A sensibilidade não celíaca ao glúten/trigo (SNCG) é um distúrbio clínico caracterizado por sintomas gastrointestinais e extraintestinais induzidos por trigo e/ou alimentos contendo glúten, tendo descartado os diagnósticos de DC e alergia ao trigo (AT). Ao contrário da DC, não há teste específico para diagnosticar SNCG, e a fisiopatologia dessa condição não é clara. Na SNCG, a ingestão de glúten não causa enteropatia ou má absorção, mas diferentes sintomas gastrointestinais e extraintestinais, como dor abdominal, diarreia, constipação, inchaço, dores de cabeça e confusão mental, entre outros, são desencadeados pela ingestão de trigo ou glúten.
O único tratamento disponível para DC é a adesão estrita a uma dieta livre de glúten (DLG), que também é recomendada para pacientes com SNCG. Pacientes com DC ou SNCG adotando uma dieta sem glúten correm o risco de desnutrição, que se refere ao desequilíbrio, deficiência ou excesso na ingestão de nutrientes e/ou energia e engloba as subcategorias de desnutrição, supernutrição e deficiências relacionadas a micronutrientes. Portanto, considerações nutricionais desempenham um papel importante no manejo clínico de pacientes com essas condições.
Uma dieta sem glúten pode estar associada a múltiplos desequilíbrios de macronutrientes e micronutrientes, que incluem deficiências e excessos. A ingestão típica de um paciente em dieta sem glúten geralmente é baixa em carboidratos complexos e proteínas e rica em gorduras e carboidratos simples. Além disso, os alimentos sem glúten convencionais têm maior teor calórico, resultando em ganho de peso do paciente com a adesão à dieta sem glúten, apesar de não alterar a quantidade de alimentos ingeridos.

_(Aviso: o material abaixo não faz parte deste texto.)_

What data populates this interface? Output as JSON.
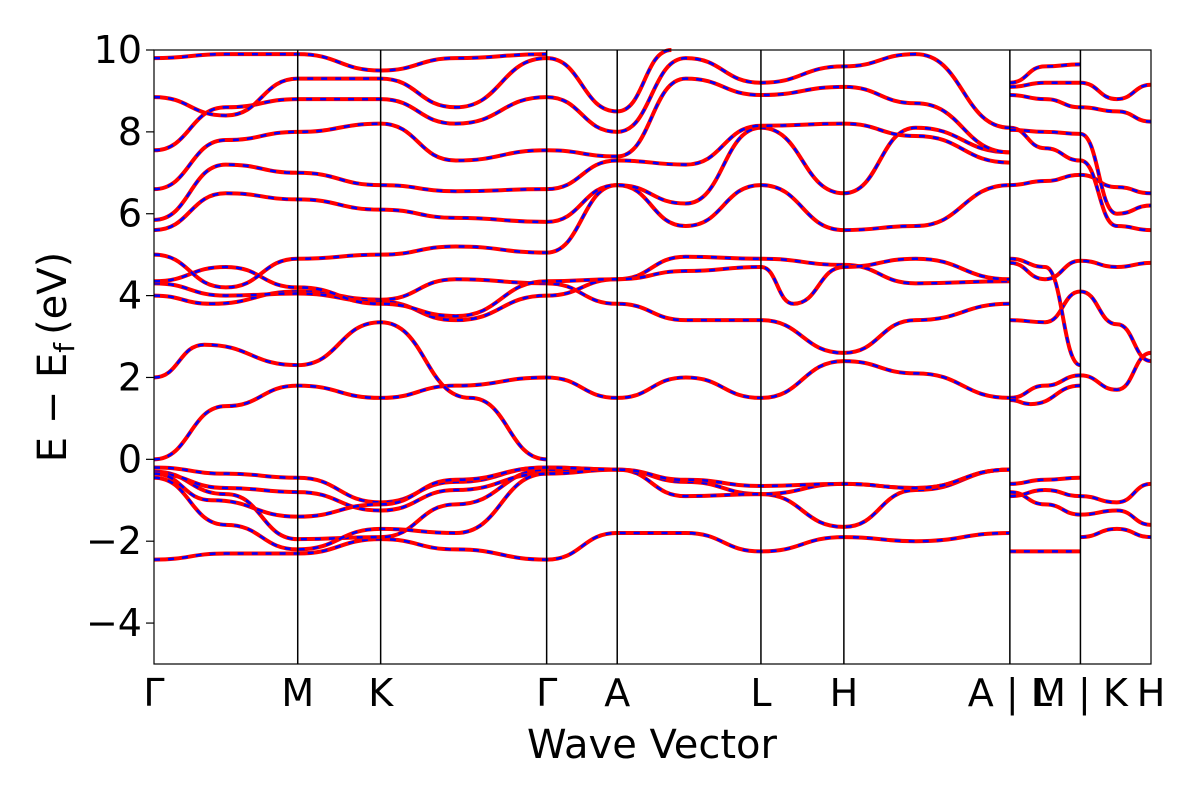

Carboidratos complexos em alimentos comuns, como alimentos integrais, frutas e vegetais fornecem maior densidade de nutrientes do que carboidratos simples. Eles são ricos em fibras solúveis e insolúveis, promovendo a motilidade intestinal e a saciedade e até melhorando os níveis de glicose e lipídios. Vários estudos indicam alta ingestão de carboidratos com baixo teor de fibras e alto teor de açúcar em dietas sem glúten, devido aos tipos de farinhas e amidos utilizados nos alimentos sem glúten.
A má absorção de nutrientes, particularmente na DC, pode levar a deficiências importantes de micronutrientes, incluindo ferro, vitamina B12 e folato. Além disso, uma deficiência de vitaminas lipossolúveis A, D, E e K pode ser secundária à má absorção de gordura. No entanto, deficiências de micronutrientes – que incluem vitaminas e minerais – estão frequentemente presentes em indivíduos que adotam uma dieta sem glúten, sugerindo que as deficiências de nutrientes não se devem apenas à má absorção. As deficiências de micronutrientes associadas à dieta sem glúten podem estar relacionadas à seleção limitada de alimentos e à falta de fortificação de produtos sem glúten. Por exemplo, os produtos sem glúten são tipicamente baixos em folato e ferro. Com base no fato de os pacientes apresentarem níveis sanguíneos baixos ou limítrofes de vitaminas ou minerais, pode ser necessário a suplementação nutricional. Alimentos não processados, como frutas, vegetais, carne e peixe, fornecem vitaminas e minerais dietéticos essenciais e, portanto, pacientes com DC e SNCG podem se beneficiar de dietas sem glúten baseadas em alimentos naturalmente sem glúten, conforme tolerado.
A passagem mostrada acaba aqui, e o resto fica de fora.